Senator Mark Daly has called for Sign Language Interpreters to be allowed on to the floor of the Dail for taoiseach questions this week

Senator Mark Daly, on behalf of the Irish Deaf Society has written to the Ceann Comhairle and the Caothoirleach to request Irish Sign Language (ISL) interpreters be on the floor of the Dail for Taoiseach’s questions and in the Seanad for the Order of Business next week, while members of the deaf community attend the public galleries. Senator Daly, who is nominated to the Seanad by the Irish Deaf Society commented “There is nothing more ironic than a Government cutting funding for a service that speaks for people who cannot speak for themselves. They were told in an e-mail that their appeal would be heard by telephone. That is the equivalent of asking an illiterate person to make an appeal in writing. This issue needs to be highlighted and debated. Perhaps by the Deaf community attending Oireachtas proceedings next week, it may highlight the disadvantage that they have in relation to accessing a broad range of public services.”

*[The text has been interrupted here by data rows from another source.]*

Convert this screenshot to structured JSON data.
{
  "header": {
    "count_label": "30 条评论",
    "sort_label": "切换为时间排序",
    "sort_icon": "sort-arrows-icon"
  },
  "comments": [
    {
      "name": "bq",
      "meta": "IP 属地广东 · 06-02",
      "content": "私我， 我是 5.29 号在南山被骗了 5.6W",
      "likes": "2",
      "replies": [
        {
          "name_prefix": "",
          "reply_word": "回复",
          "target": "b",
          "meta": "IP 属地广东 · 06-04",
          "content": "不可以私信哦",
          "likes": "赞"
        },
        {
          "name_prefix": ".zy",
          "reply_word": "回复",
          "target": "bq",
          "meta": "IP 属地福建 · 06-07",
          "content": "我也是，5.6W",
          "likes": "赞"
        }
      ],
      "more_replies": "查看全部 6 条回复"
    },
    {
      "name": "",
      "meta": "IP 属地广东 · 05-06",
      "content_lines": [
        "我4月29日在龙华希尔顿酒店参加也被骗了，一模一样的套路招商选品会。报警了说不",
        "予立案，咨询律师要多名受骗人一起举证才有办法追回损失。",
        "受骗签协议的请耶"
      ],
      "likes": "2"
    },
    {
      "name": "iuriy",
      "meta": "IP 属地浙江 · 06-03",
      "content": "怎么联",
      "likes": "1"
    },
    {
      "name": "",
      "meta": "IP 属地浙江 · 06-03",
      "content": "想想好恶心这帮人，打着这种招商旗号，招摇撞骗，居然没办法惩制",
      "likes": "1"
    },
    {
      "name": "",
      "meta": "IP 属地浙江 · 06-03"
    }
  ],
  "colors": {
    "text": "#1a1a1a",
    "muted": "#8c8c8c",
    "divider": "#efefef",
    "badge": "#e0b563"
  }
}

The Irish Deaf Society’s (IDS) National Advocacy Service for Deaf people was forced to close its office with full loss of staff following an announcement by the Department of Environment, Community and Local Government that its funding was to be discontinued with immediate effect. The announcement puts a halt to 11 years of services for the Deaf population of Ireland with an estimated 5,000 people affected.

The Senator has written to the Ceann Comhairle and Cathaoirleach to request that both Houses of the Oireachtas have an ISL interpreter in place next week, when members from the Deaf community will attend proceedings.

Discussing the request, IDS CEO Eddie Redmond said: “ we are seriously concerned for the welfare of Deaf community members, many of whom have come to depend on the advocacy service as the only viable service for them.”

The IDS is Ireland’s national representative group for Deaf people of whom their Advocacy Service is their main branch of work. Its closure leaves a gaping hole in services which sought to bridge a socio-economic divide between Deaf people and their hearing counterparts. Citing poor employment and salary prospects, low participation in 3rd level Education, and lower health expectancy, the IDS identified the Deaf population as a marginalised, socially isolated, and discriminated against minority group. The IDS’ Advocacy Service worked to provide access for Deaf people to public services, education, healthcare and the means to employment. The service’s closure puts the Deaf community at further risk of social and economic isolation and a decline in living standards.

The IDS are currently appealing the decision through Pobal on behalf of the Department.